Hello, and please help with information;

My husband and I have been in Mexico for 8 months now .

We hold FM3 visas, valid till July 2010 , we are planning to extend them .

We move around a lot in our small RV , pulling the car .

Our RV has 10 years permit, however California registration
will expire in December 2009 .

Our car has 1/2 year permit and registration valid till July 2010 .

Are we going to have problems with Mexican police when 
registration of RV is going to be expired, but we are having our visas ?

We are not planning to go back to US for a good while,
however we know , we both will have to be there 3.5 years from now .

My husband the most likely will go back sooner, for little while, 
maybe more than once, with the car only .

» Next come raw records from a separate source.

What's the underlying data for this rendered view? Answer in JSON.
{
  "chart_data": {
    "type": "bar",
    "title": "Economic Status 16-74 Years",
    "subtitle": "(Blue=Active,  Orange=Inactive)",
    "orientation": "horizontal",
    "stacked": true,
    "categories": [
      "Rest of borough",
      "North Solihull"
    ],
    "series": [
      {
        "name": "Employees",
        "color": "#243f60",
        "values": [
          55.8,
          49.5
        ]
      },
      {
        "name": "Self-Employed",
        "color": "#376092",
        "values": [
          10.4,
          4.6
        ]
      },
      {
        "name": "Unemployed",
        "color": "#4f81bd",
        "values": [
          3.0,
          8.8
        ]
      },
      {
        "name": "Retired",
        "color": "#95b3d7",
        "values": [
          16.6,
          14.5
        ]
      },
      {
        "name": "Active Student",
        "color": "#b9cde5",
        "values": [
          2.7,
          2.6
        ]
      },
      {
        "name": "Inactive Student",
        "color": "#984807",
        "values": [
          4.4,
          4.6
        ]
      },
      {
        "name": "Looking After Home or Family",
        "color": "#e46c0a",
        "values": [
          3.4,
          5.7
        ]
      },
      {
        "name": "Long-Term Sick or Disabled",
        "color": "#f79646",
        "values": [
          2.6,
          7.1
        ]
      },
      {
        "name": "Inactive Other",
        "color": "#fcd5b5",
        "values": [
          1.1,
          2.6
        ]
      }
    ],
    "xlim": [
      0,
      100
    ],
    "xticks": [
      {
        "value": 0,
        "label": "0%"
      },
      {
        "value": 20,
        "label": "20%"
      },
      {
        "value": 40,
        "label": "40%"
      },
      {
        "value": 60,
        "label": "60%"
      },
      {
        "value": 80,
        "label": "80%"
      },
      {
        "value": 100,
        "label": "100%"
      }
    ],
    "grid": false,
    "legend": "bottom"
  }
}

RV will stay for a few years in Mexico .

Can we do anything from Mexico about California´s registration in
order not to pay very high penalties, if we decide take motorhome
back for a while ?

How to deal with these problems ?

thanks for help

eva


----------



## RVGRINGO (May 16, 2007)

First, your FM3 visas must be renewed, in Mexico, within 30 days of their expiration date. Your 'importada temporal' for a vehicle, remains valid (in spite of its own expiry date) indefinitely, as long as your FM3 is maintained and renewed. No problem there.
The RV registration and minimal (storage?) insurance should probably be maintained current while you are in Mexico. In many states, it can be difficult to renew it after it has lapsed for a few years and you can be made to pay back registration. Worse yet, you can be forced to pay 'newbie' insurance rates. You'll want to check that carefully with your state and your carrier. Of course, you will maintain Mexican insurance, as well.


----------